We made some origami shamrocks last night while talking about allegories, such as The Olive Tree and the way St. Patrick is believed to have used three-leafed shamrocks to teach people about the godhead. Each shamrock is really made out of four origami hearts, so we talked about how Heavenly Father, Jesus, and the Holy Ghost work together to get God's work done (and work with other people as the fourth leaf—the prophet, us, etc—to further the work as well). We also talked about how we worked together as a family to put together each shamrock.
Rachel and Miriam stayed up late(r than the little kids) to make golden coins (from construction paper) and then hid them around the house for the kids to find in the morning. I think the kids had fun hunting them all down, but it also got them feeling a little fussy and competitive.
Zoë came storming into my bedroom about how Benjamin found six coins and she "only" found twelve.
"Well, if that's true then you found more than him. So why are you upset?" I asked.
"Because I only have twelve and he has six!"
"So you're upset that he has any? I don't get it."
"No, Mom!" she tried to explain. "I only have twelve! It's not fair! Look!"
And she counted out twelve coins.
"Alright. You have twelve. That's awesome. Twelve is a good number. It's twice as many as six. If anyone should be upset it should be..."
Then Benjamin stormed into my room and threw himself on the floor writing in agony.
"Zoë found twelve coins and I only found six!" he moaned.
I sent the children to various places for some thinking time, asking them what they could do to make the situation better. Then I approached Miriam and asked her if there was anything she could think of to make the situation better.
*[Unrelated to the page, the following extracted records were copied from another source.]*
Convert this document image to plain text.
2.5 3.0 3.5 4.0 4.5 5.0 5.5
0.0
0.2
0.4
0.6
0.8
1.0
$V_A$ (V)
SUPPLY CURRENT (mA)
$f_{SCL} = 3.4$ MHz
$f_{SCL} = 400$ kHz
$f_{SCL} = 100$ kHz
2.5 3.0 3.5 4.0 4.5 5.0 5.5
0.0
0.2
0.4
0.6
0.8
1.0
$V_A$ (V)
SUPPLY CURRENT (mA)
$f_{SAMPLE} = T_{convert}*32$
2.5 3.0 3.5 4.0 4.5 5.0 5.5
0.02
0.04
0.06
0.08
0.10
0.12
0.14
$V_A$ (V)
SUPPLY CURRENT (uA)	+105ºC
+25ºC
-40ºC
"I could...make a few more coins..." she said.
"Would it kill you?" I asked (she'd been repeating all sorts of "finders keepers" lines before, which hadn't been helping matters at all).
"Doesn't matter," Benjamin said, brandishing a couple of crisp, green construction paper bills he'd clearly just made. "These bills represent five gold coins each. So that's a grand total of sixteen gold coins. Six and five are eleven, plus five is sixteen. I am so rich."
He carried them around in an actual, literal pot (like a saucepan from my cupboard) the entire day. And for some reason this fixed Zoë's attitude as well. I think she was only griping because Benjamin had been griping. She has no concept of numbers that big yet.
Alexander was happy to get any sort of anything at all and proudly carried around his little baggie of gold paper coins the whole day. "Mimi wrote my name on my bag," he told me every five minutes the whole day long.
I printed out some St. Patrick's Day activities for the littlest kids to do while the bigger kids did their school work and we tuned in to Mo Willem's Lunchtime Doodle (which he's producing specifically for all the zillions of children stuck at home during this pandemic (such a sweet gesture that so many big personalities are doing)).
And Andrew made bread bowls and soup for dinner, as he has done on St. Patrick's Days of yore, though Benjamin pointed out that he neglected to dye the bread bowls green this year. But with the news cycle as it is, we're lucky we're remembering to do anything.
So it was a pretty good day.
(Rachel is boycotting clothes and intends to stay in her pyjamas until we're finished social distancing; she would also like it noted that her pyjama bottoms have green stripes).